La
humanidad ya dispone de la capacidad científica, técnica e industrial para
frenar el problema del cambio climático en un plazo estimado de 50 años. Así
lo demuestra un reciente estudio elaborado por la Universidad de Princeton
(EE.UU)
Es
estudio publicado esta semana en la revista "Science", que propone
quince medidas para estabilizar en 500 partículas por millón los niveles de dióxido
de carbono (CO2), gas causante del cambio climático en nuestro planeta, de
manera que pueda invertirse la tendencia a partir de 2054, cuando sí existan
las tecnologías necesarias que permitan acabar con el problema.
Se
calcula que las emisiones de carbono procedentes de la quema de combustibles fósiles
(petróleo, gas natural y carbón), que han aumentado un 1,5% de media en los últimos
30 años, lo seguirán haciendo al mismo ritmo hasta alcanzar el doble de la
concentración actual de carbono en las próximas cinco décadas. Se llegará así
a triplicar los niveles preindustriales de CO2 en la atmósfera, cuando se
encontraba en una concentración de 375 partes por millón.

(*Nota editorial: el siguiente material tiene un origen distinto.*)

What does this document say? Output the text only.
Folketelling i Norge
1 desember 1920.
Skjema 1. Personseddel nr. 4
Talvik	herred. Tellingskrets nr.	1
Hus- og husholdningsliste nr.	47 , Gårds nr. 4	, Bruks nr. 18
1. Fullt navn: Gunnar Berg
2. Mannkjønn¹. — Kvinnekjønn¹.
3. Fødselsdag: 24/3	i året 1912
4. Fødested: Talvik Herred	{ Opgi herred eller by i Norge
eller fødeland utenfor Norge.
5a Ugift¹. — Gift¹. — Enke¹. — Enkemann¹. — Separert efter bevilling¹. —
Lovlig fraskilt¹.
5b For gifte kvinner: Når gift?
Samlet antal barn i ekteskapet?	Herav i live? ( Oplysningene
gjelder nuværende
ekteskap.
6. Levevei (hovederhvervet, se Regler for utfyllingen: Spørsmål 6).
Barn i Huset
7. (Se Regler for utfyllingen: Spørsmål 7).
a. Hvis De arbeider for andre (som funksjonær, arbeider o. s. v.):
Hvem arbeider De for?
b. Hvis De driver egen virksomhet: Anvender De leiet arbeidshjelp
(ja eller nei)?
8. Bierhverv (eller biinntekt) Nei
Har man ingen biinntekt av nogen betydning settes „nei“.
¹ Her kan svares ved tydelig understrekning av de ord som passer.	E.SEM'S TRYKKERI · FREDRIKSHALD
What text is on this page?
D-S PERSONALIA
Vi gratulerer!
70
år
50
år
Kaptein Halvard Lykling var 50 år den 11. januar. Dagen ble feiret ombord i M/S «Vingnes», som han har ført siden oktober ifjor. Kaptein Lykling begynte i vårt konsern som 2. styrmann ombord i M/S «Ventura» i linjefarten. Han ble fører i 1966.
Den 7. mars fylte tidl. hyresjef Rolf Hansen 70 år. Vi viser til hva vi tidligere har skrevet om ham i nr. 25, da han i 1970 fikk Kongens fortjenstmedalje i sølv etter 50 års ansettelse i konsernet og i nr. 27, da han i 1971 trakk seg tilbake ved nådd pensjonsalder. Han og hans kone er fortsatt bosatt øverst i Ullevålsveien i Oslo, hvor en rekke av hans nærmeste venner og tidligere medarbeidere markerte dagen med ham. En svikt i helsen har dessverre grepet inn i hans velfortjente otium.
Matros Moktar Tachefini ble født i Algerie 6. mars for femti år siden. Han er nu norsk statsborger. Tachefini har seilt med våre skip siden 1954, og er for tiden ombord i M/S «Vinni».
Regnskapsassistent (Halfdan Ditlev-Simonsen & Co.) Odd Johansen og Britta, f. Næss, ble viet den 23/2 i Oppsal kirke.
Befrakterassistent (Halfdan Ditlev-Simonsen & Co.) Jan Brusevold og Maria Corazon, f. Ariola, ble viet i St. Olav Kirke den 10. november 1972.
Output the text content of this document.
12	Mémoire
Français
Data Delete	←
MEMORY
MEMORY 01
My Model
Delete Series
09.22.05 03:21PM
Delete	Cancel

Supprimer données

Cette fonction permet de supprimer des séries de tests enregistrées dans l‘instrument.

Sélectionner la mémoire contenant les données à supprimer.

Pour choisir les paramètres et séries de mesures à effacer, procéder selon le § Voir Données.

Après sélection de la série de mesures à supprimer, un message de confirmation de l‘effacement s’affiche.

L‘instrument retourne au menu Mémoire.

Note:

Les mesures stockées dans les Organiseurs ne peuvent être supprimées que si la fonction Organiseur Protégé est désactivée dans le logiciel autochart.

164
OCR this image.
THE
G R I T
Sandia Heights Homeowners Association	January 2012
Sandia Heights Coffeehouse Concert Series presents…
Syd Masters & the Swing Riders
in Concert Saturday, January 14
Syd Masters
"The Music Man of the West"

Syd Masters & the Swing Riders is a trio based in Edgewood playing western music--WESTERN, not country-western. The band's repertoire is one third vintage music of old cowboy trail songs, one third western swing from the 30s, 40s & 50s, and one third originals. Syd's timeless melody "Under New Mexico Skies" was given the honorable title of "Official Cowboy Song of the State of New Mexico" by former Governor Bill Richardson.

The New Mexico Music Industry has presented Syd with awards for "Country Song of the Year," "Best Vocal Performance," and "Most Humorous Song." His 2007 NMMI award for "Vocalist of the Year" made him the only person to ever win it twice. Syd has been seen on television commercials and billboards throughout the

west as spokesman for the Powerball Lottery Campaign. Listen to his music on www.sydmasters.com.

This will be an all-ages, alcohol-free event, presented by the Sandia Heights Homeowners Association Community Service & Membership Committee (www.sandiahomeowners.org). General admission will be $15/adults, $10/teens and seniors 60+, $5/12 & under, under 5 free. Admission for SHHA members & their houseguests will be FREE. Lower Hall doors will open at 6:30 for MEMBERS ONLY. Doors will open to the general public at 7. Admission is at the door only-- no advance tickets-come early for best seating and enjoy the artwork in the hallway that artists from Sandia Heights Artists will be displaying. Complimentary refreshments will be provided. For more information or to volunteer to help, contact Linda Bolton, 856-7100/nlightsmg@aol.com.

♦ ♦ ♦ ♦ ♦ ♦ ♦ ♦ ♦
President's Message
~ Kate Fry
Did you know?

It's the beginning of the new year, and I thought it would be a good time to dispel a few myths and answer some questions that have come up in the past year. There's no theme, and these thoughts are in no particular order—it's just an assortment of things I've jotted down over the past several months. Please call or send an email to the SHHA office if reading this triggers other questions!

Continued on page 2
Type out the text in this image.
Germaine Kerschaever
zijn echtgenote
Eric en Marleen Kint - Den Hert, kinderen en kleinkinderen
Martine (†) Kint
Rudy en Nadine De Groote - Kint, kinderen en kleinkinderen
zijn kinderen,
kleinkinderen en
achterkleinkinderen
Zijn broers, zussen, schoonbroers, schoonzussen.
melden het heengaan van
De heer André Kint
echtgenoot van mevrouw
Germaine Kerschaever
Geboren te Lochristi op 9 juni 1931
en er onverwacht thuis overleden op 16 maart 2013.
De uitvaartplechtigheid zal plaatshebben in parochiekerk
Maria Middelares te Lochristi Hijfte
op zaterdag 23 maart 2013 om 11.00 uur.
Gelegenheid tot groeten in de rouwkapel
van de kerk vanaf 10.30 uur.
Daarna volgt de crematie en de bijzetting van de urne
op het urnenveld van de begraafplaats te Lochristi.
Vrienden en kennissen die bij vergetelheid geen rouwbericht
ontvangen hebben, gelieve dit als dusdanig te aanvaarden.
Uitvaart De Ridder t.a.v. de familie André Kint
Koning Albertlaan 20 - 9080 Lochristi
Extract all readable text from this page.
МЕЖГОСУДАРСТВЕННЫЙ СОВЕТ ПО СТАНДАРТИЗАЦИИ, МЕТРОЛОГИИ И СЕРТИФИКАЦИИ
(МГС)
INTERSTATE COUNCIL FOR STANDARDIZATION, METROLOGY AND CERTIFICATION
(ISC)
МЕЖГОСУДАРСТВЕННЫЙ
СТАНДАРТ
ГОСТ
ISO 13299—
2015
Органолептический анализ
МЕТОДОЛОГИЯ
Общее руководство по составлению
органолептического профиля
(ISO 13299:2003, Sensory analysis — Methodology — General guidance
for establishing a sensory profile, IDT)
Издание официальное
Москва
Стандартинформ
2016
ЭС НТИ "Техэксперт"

Como muestran diversos estudios que relacionan el aumento de estos niveles con
el cambio climático que sufre nuestro planeta, se prevé un significativo
calentamiento global a lo largo de este siglo, cuyos efectos se estiman, entre
otros, en un descenso de la producción agrícola, la aparición de nuevas
amenazas para la salud y el incremento de fenómenos meteorológicos extremos,
tales como huracanes, sequías y olas de frío o calor, que ya llevan afectando
a diferentes regiones del planeta en las últimas décadas.
7.000 millones anuales
Sin
embargo, el avance del efecto invernadero y, por extensión, sus consecuencias,
podrían frenarse si las emisiones se mantienen estables los próximos 50 años
en los 7.000 millones de toneladas anuales de CO2 que se producen ahora. De esta
manera, podría evitarse la liberación de aproximadamente 175.000 millones de
toneladas hasta el año 2054, que se acumularían en la atmósfera en el caso de
llegar hasta los 14.000 millones anuales previstos para entonces.
Para
conseguir este objetivo, los profesores Stephen Pacala y Robert Socolow, autores
del estudio, proponen quince medidas, cada una de las cuales reduciría las
emisiones anuales en mil millones de toneladas. Varias combinaciones de siete de
ellas serían entonces posibles para frenar el incremento de las emisiones. Eso
sí, sin dejar de satisfacer las necesidades energéticas mundiales, que además
se verán incrementadas sensiblemente por la presión demográfica.
Ante esta perspectiva, la solución para poder abastecer un consumo cada vez
mayor no sólo pasa por mantener los índices de emisión actuales, sino que éstos
tendrían que reducirse prácticamente a cero. Para ello, el estudio incide
sobre todo en dos puntos: la necesidad de explotar energías limpias, con
emisiones de carbono muy limitadas o inexistentes, y desarrollar la capacidad de
almacenamiento de CO2, utilizando los depósitos que ya existen bajo tierra.
Además, estas medidas contemplan cambios en las actuales técnicas forestales y
agrarias con el fin de conseguir maximizar su producción sin tener, por ello,
que aumentar las emisiones.
Éste es sólo el primer paso, pero todavía quedaría mucho por hacer. Para que
este plan global tenga éxito, las propuestas deben ir acompañadas de una
investigación continua para encontrar fuentes de energía alternativas, ya que
serán necesarias nuevas medidas después de estos 50 años si se quiere acabar
definitivamente con el calentamiento del planeta.